她不敢再看回放,匆匆关掉光幕,却发现自己的内裤与大腿内侧已经一片狼藉,黏稠的蜜汁顺着腿根往下流,乳头还硬挺着,花穴还在一阵一阵地收缩,像是还含着那根不存在的肉棒。她把脸埋进枕头,眼角渗出一点温热的泪,却分不清是羞耻还是渴望。
同一时间,信义区的建筑事务所还亮着灯。陈慕洋独自留在二十三楼的会议室里,落地窗外是台北永不熄灭的霓虹,桌上的平板同样亮着感官回放的画面。白天他已经看过三次,每一次胯下的肉棒都会硬到发疼。

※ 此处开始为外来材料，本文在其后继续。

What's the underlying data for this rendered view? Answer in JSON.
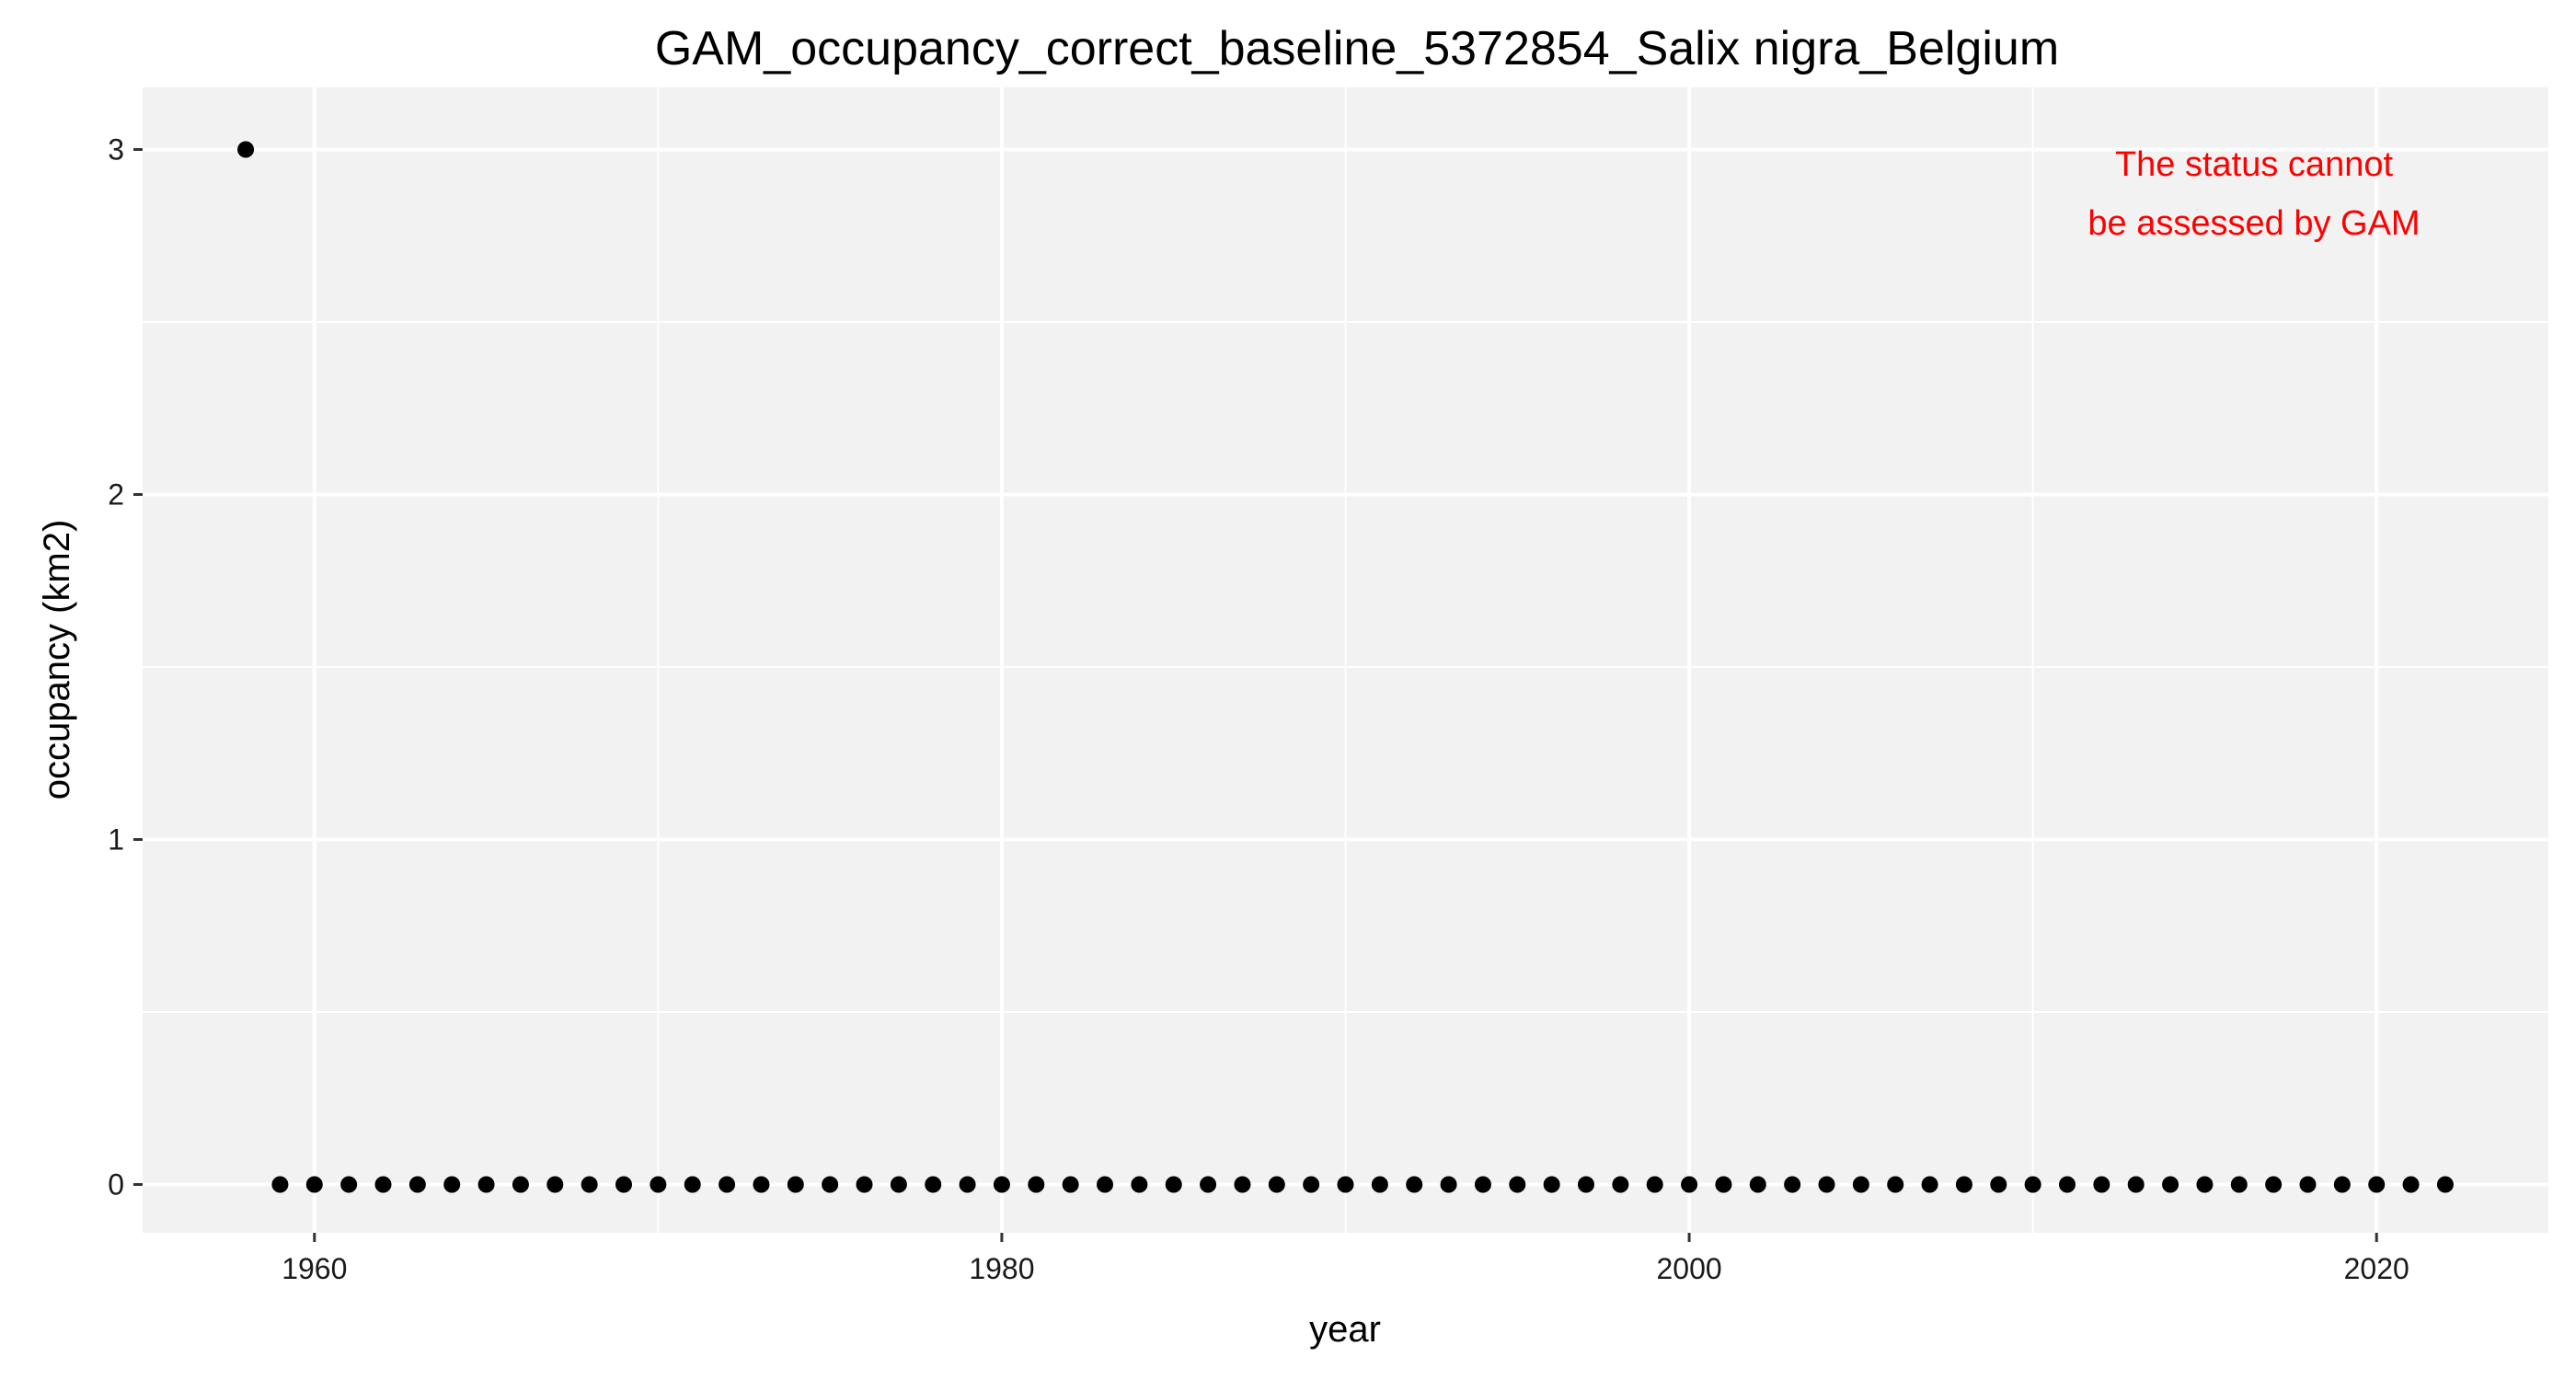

回放里是沈若妍潮吹的瞬间,粉嫩的花穴死死绞住他的肉棒,淫水像小股喷泉一样浇在龟头上,雪白的酥胸剧烈晃动,长发湿透贴在背上,嘴里胡乱喊着「要去了,要被你弄坏了」。同步率九十六的数据在角落跳动,陈慕洋看着那张因为快感而失神的脸,呼吸越来越重,西装裤下的男根已经硬得把布料顶出一道狰狞的弧度,顶端渗出的黏液把内裤都弄湿了。他伸手隔着裤子重重按住自己,却不敢真的释放,因为那种快感太强烈,强烈到他只要一闭眼,就会把那个红唇短裙的女子和家里那个穿亚麻衬衫的妻子重叠。
会议室的门在这时被轻轻敲了两下,没有等他回应就被推开。
赵允希走进来,手里端着两杯咖啡。她今天穿着一身紧身的米色套装,衬衫的扣子解开两颗,露出精致的锁骨与若隐若现的雪白乳沟,窄裙包裹着浑圆的臀与修长的腿,细高跟踩在地毯上没有声音,却让她的身形显得更加摇曳。她把咖啡放在他面前,身体自然地俯身,酥胸几乎贴上他的手臂,淡淡的香水味混着咖啡的热气钻进他的鼻尖。
「陈总,还在加班?」她的声音温柔甜腻,却带着毫不掩饰的试探,指尖若有似无地擦过他的肩线「我看你最近很累,脸色都不太好。是不是压力太大了?今晚要不要来我家放松一下,我最近学了精油按摩,很会帮人舒压喔。保证让你舒服到什麽都忘掉。」说话时,她刻意往前倾,酥胸挤出更深的沟,红唇离他的耳廓只有不到十公分的距离,气息温热。她的一只手甚至轻轻搭上他的胸口,指腹隔着衬衫画圈,那种露骨的暗示已经不需要再翻译。
陈慕洋的身体瞬间绷紧。慾动值确实被挑起来了,男根在裤子里跳了一下,可是脑海里浮现的却不是眼前这个艳丽主动的女人,而是温泉池里那个被他从背後扣住腰肢、哭着喊想要被塞满的妻子。那个颤抖的背影、那个紧绞的骚穴、那句带着哭腔的老公,都让他对眼前的诱惑感到一阵抗拒与烦躁。他往後退了一步,拉开距离,声音冷淡而坚定。
「不用了,谢谢。时间不早了,你先回去吧,我还有图要看。」他的拒绝没有留任何缝隙,甚至带着一点建筑师特有的生硬。赵允希的笑容僵了一下,眼底闪过不甘,却很快又恢复甜美,轻轻收回手,意味深长地看了他平板上一闪而过的淡紫色光幕一眼,转身离开。高跟鞋的声音在走廊里慢慢远去,陈慕洋才重新坐下,看着平板里那个还在颤抖的女子,重重吐出一口气,伸手关掉了回放,却关不掉胯下那根还硬挺着的灼热。
隔日午後,赤峰街选物店的後场仓库。沈若妍正在整理从宜兰寄来的新一批桧木扩香,汗水让她的额发有些湿。门口的风铃响了,一个穿着黑色围裙、酒红短发挑染的年轻女子探头进来,手里抱着一叠刚印好的活动海报。